The committee, presided over by Chinese Nationalist Party (KMT) Legislator Wu Yu-sheng (吳育昇) slashed the commission’s NT$125 million (US$3.95 million) budget for this year by NT$8.4 million, including allotments for a rare earth metal investigation in Inner Mongolia, and for exchanges between Taiwan, Mongolian and Tibetan groups overseas.
Another NT$2 million of the commission’s Tibetan Affairs Office has been frozen, as proposed by Democratic Progressive Party (DPP) Legislator Chen Chi-mai (陳其邁), until a report on human rights violations in Tibet that was demanded of the MTAC by the committee as early as the end of 2013 is provided.
Chen said that even though the resolution requesting the quarterly reports of alleged violations was made very long ago, “no such report has so far been seen from the commission.”
MTAC Minister Jaclyn Tsai (蔡玉玲) said that it is the kind of report “that could not be managed to be published by [the commission] alone.”
“You [Tsai] are the highest official in charge of the related affairs. Who else do you need to ask for such permission?

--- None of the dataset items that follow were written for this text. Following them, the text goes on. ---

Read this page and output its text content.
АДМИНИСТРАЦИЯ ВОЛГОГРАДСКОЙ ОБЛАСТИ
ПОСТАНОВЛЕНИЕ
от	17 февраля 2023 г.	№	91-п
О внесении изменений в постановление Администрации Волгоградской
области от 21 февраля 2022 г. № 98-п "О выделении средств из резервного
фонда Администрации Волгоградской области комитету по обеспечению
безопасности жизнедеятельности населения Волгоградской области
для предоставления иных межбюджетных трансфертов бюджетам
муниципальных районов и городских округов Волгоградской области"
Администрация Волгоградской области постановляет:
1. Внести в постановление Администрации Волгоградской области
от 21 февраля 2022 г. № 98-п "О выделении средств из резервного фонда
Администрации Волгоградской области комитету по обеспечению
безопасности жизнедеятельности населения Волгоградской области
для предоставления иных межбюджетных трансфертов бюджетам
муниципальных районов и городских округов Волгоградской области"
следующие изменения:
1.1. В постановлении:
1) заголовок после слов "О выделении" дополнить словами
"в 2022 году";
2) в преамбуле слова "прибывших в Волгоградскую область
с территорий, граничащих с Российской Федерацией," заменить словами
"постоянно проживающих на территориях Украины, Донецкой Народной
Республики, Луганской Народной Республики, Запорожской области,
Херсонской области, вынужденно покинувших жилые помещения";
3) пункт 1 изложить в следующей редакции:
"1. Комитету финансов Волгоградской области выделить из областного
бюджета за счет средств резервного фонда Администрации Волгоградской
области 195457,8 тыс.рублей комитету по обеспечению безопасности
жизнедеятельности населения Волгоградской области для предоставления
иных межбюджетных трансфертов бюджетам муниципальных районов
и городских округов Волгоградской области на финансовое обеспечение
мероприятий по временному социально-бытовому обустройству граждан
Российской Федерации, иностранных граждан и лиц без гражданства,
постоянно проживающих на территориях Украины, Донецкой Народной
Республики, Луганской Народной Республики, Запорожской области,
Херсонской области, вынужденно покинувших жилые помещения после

The Chinese Communist Party?” Chen said in response.
Chen also said that while the MTAC spent NT$1.15 million to hold a cross-strait conference on ‘ethnic groups issues and policies’ in 2013 — to which Chinese officials and academics were invited — “the commission had spent only NT$40,000 for a conference on self-immolation protests by Tibetans.”

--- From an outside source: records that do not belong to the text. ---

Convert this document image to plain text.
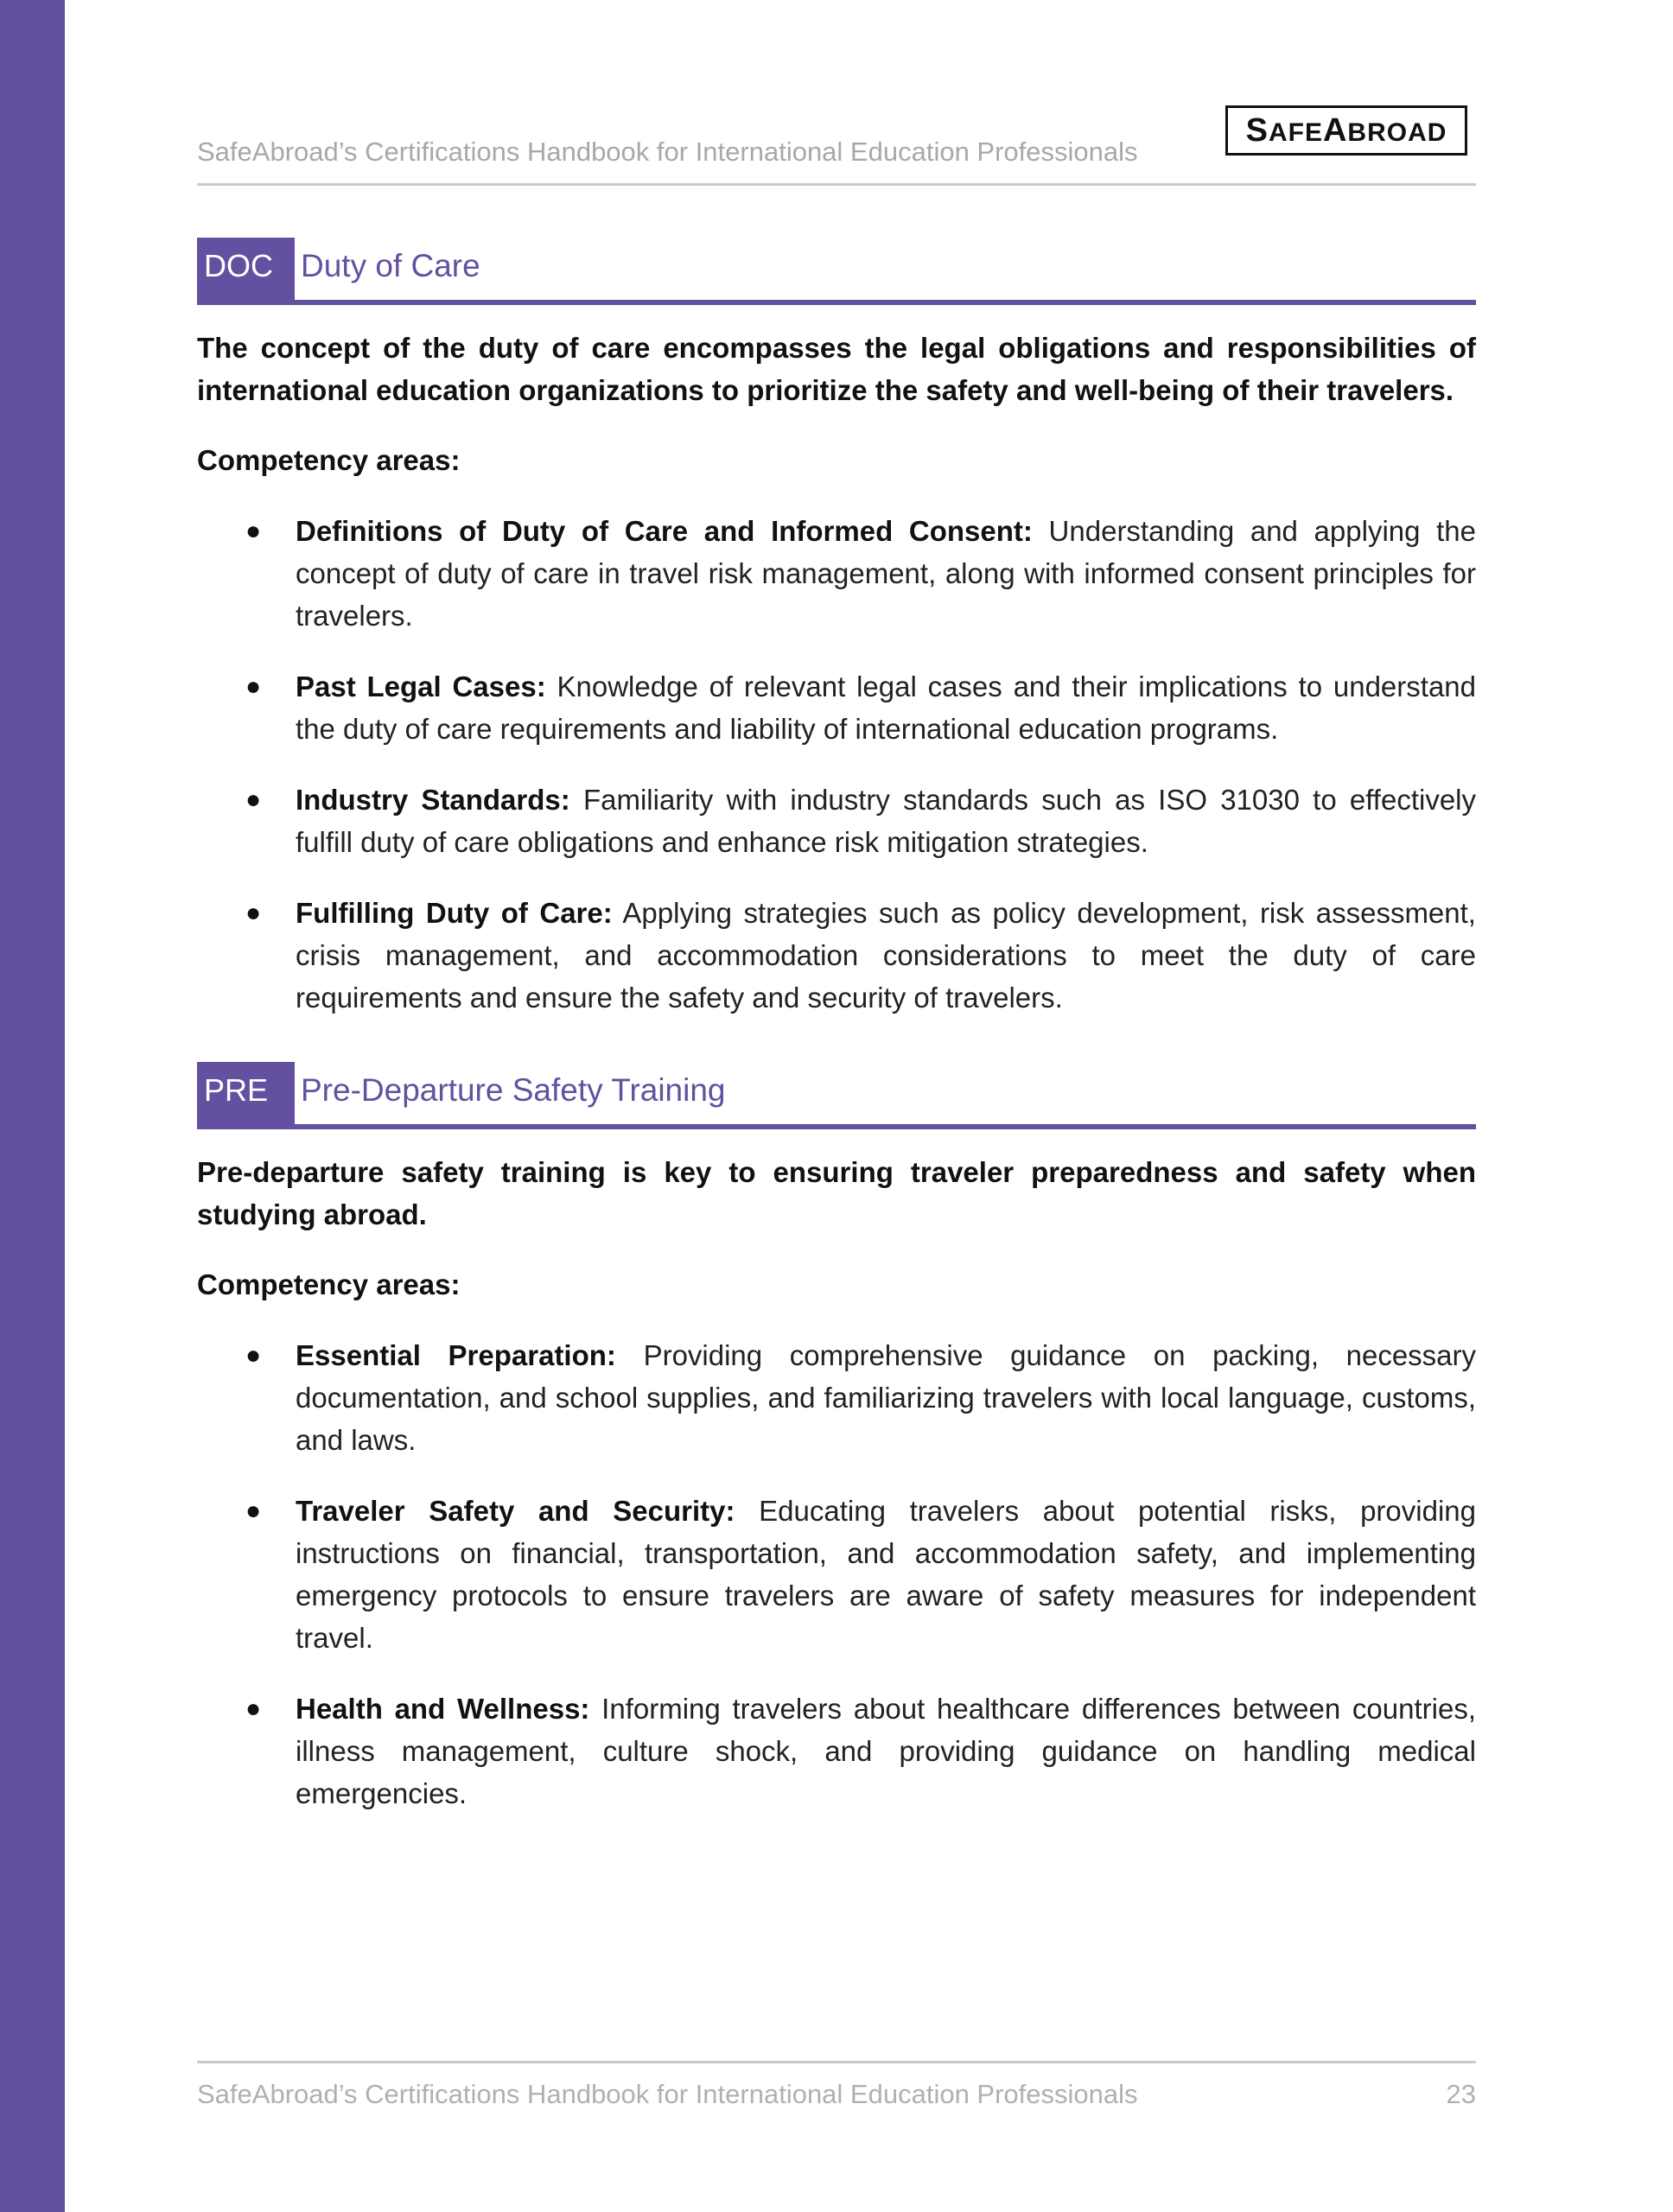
SafeAbroad’s Certifications Handbook for International Education Professionals
SAFEABROAD
DOC Duty of Care
The concept of the duty of care encompasses the legal obligations and responsibilities of international education organizations to prioritize the safety and well-being of their travelers.
Competency areas:
● Definitions of Duty of Care and Informed Consent: Understanding and applying the concept of duty of care in travel risk management, along with informed consent principles for travelers.
● Past Legal Cases: Knowledge of relevant legal cases and their implications to understand the duty of care requirements and liability of international education programs.
● Industry Standards: Familiarity with industry standards such as ISO 31030 to effectively fulfill duty of care obligations and enhance risk mitigation strategies.
● Fulfilling Duty of Care: Applying strategies such as policy development, risk assessment, crisis management, and accommodation considerations to meet the duty of care requirements and ensure the safety and security of travelers.
PRE	Pre-Departure Safety Training
Pre-departure safety training is key to ensuring traveler preparedness and safety when studying abroad.
Competency areas:
● Essential Preparation: Providing comprehensive guidance on packing, necessary documentation, and school supplies, and familiarizing travelers with local language, customs, and laws.
● Traveler Safety and Security: Educating travelers about potential risks, providing instructions on financial, transportation, and accommodation safety, and implementing emergency protocols to ensure travelers are aware of safety measures for independent travel.
● Health and Wellness: Informing travelers about healthcare differences between countries, illness management, culture shock, and providing guidance on handling medical emergencies.
SafeAbroad’s Certifications Handbook for International Education Professionals	23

The commission said that it was not able to invite officials from the Tibetan government in exile or other relevant human rights activists.
In reponse, DPP Legislator Pasuya Yao (姚文智) accused MTAC officials of “failing to reach out to local Tibetan groups, such as the Taiwan Friends of Tibet, for a possible network.”
Yao asked Tsai, who was slated to attend the flag-raising ceremony on Ketagalan Boulevard today, to state the MTAC’s support for Tibetans’ human rights with the local advocacy group after the ceremony.
The use of the term “ethnic minorities” to describe Aborigines in the MTAC’s budget report was criticized by DPP Legislator Lee Chun-yi (李俊俋), who emphasized that it has long been resolved by the committee — supported by the Council of Indigenous Peoples — that the term, which is used by the Chinese government to refer to groups including Mongolians and Tibetans in China, is not to be used to describe Taiwan’s Aboriginal groups.
It was not the first time that the commission has been criticized for this error, Lee said.
Meanwhile, the committee also resolved during the meeting yesterday that the Central Election Commission must provide a report within three months on the possibility of allowing the public to make video recordings in the audience area at ballot stations during vote counting.
The agency’s prohibition of the taking of photographs and recording videos during vote-counting spawned controversy before the Nov. 29 nine-in-one municipal elections.
Chen said that since there are no relevant regulations on the practices in the Civil Servants Election and Recall Act (公職人員選舉罷免法), the injunction by the agency is legally baseless.